Philippe POUTOU (1967) – Ouvrier français et militant du NPA
1956 : Nikita Khrouchtchev publie le fameux rapport secret du XXème congrès du PCUS et entame là le processus de la déstalinisation. Une rupture avec la terreur imposée par Joseph Staline dont le culte de la personnalité avait même fait s’entasser des foules en pleurs pour son enterrement, provoquant quelques morts de plus au palmarès du dictateur. Le cas est connu car il symbolise le droit d’inventaire en politique. Aucune génération n’est liée à jamais par la précédente et aucun leader n’est assez grand pour mériter le culte perpétuel de ses successeurs.

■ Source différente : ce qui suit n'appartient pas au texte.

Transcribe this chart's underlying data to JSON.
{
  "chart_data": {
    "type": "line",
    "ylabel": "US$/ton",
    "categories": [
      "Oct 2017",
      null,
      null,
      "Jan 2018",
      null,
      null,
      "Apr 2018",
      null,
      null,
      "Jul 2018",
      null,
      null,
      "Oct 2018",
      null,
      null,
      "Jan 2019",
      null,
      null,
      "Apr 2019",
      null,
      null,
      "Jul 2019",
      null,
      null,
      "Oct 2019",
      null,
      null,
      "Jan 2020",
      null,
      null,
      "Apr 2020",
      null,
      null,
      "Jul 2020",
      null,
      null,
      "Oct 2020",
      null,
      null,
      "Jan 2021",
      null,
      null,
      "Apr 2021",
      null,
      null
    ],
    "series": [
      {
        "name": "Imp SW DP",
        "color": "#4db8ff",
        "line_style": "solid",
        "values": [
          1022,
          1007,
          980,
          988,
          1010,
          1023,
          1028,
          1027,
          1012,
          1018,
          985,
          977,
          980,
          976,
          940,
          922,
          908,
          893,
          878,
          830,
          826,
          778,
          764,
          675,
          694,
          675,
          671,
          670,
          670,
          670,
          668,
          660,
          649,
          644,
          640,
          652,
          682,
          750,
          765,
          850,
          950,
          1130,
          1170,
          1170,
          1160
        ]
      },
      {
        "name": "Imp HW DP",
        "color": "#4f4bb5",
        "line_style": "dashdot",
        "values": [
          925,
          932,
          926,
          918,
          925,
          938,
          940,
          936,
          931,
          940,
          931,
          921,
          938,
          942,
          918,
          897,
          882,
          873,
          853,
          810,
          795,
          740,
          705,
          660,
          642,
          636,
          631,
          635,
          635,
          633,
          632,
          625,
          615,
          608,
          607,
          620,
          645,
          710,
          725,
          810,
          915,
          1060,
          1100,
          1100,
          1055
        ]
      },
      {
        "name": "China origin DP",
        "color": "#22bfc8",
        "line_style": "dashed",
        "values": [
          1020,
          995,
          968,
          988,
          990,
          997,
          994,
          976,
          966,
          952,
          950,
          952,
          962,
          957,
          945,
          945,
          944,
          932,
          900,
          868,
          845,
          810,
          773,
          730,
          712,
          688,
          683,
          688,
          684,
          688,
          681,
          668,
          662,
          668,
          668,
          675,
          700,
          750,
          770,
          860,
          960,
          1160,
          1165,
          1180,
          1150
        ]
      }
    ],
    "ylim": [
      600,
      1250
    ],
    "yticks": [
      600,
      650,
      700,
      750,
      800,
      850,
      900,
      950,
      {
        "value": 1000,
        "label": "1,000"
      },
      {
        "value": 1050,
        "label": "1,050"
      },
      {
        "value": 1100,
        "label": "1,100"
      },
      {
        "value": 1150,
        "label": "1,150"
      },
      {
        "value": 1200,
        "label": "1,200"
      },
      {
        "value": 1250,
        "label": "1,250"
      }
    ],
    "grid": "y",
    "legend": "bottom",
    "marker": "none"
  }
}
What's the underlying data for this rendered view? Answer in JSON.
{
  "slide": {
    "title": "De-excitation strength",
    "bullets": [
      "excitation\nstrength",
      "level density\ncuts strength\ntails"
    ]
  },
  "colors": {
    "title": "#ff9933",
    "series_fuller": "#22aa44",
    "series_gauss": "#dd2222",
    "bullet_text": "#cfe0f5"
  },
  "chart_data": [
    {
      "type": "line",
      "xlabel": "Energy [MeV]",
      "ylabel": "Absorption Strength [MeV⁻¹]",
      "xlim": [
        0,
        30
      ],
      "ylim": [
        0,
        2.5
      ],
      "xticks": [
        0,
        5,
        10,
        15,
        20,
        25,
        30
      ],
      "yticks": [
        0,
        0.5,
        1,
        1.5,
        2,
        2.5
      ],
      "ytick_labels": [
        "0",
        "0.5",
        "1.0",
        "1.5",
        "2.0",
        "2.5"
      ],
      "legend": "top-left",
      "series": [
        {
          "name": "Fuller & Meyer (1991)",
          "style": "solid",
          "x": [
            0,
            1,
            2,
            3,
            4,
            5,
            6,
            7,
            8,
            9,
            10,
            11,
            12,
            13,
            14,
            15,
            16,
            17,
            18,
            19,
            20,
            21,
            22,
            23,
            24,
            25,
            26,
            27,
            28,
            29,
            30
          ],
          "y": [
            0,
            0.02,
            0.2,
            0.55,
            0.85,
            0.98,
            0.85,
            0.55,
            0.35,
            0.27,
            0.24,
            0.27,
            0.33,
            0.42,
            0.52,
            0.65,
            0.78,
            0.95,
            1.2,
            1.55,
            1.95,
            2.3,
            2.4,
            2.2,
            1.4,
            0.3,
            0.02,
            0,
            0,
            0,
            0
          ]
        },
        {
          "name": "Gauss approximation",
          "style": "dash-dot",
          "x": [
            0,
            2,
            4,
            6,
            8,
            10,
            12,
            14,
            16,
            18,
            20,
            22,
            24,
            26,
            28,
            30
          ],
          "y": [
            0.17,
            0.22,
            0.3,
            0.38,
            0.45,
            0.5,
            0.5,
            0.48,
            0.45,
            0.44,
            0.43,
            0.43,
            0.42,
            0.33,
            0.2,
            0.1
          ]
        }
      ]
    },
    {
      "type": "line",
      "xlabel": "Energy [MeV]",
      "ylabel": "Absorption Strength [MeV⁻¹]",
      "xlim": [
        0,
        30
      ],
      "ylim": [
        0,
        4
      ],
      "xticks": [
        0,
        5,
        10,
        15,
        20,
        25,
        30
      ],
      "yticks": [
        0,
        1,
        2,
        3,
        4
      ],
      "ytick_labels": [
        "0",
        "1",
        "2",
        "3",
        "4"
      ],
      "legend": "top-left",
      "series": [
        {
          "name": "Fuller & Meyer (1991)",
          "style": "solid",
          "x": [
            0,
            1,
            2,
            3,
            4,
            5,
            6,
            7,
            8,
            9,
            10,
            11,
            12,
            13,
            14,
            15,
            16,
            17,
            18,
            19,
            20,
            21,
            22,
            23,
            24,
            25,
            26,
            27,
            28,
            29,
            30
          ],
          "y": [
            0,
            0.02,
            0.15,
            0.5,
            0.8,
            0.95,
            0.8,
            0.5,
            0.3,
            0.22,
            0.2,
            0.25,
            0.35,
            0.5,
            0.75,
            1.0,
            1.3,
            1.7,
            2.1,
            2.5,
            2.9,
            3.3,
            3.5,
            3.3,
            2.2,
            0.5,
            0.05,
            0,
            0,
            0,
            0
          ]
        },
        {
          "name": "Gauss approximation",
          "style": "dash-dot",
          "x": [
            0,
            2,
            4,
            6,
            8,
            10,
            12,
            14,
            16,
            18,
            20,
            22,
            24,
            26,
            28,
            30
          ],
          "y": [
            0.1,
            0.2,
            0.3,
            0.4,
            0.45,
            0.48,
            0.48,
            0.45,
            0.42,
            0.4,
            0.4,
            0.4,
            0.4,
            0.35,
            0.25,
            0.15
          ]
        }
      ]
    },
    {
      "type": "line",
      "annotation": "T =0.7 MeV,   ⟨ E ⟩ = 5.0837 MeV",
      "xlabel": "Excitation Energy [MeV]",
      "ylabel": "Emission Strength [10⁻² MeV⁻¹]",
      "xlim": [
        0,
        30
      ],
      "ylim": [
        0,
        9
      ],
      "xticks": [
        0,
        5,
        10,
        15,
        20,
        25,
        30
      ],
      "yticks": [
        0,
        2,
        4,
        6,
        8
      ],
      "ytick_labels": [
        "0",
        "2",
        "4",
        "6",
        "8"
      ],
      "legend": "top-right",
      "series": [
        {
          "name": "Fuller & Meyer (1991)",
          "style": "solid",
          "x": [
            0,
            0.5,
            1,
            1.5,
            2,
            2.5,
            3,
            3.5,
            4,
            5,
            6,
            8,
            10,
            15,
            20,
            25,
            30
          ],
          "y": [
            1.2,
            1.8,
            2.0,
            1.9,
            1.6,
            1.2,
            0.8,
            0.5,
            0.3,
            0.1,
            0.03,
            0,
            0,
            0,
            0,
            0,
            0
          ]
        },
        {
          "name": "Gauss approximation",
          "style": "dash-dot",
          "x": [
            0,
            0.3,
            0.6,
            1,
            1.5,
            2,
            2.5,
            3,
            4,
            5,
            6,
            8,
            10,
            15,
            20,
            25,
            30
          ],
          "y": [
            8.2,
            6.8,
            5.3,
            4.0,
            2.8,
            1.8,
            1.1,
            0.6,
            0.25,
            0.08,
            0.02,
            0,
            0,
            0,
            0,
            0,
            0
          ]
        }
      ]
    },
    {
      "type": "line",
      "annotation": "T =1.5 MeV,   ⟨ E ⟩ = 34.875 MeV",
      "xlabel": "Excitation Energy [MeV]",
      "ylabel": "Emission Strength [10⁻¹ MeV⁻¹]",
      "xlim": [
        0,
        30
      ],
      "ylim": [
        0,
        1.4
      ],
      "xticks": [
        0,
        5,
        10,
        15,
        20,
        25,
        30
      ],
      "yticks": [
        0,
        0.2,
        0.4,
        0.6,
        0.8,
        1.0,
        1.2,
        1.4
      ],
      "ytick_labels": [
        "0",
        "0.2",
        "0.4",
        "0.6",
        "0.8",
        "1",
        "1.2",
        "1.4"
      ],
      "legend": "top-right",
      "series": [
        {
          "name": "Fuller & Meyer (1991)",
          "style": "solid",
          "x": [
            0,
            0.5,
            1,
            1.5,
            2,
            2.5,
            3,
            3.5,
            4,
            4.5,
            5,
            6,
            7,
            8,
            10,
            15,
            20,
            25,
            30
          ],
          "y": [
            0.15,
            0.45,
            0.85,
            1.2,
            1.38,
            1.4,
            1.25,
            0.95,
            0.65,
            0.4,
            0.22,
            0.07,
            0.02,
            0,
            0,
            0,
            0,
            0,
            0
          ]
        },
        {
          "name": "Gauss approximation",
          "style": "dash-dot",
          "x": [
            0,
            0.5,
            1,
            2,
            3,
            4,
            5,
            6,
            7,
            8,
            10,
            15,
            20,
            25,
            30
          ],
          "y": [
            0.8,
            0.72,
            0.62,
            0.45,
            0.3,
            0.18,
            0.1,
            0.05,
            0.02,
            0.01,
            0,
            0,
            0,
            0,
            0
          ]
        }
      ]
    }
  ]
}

2013 : Jean-François Copé est le président d’une UMP en lambeaux, déconfite par une défaite à l’élection présidentielle et défigurée par une élection interne catastrophique pour son image. Lui aussi serait en droit de faire le procès d’un autre chef disparu, parti en retraite forcée après avoir reçu un grand coup de pied dans le derrière par les français. Ce leader c’est Nicolas Sarkozy et il ose encore croire à son retour qui serait la plus mauvaise chose qui pourrait arriver à la droite. Si ça n’a pas marché en 2007, comment croire que ça pourrait marcher en 2017 ?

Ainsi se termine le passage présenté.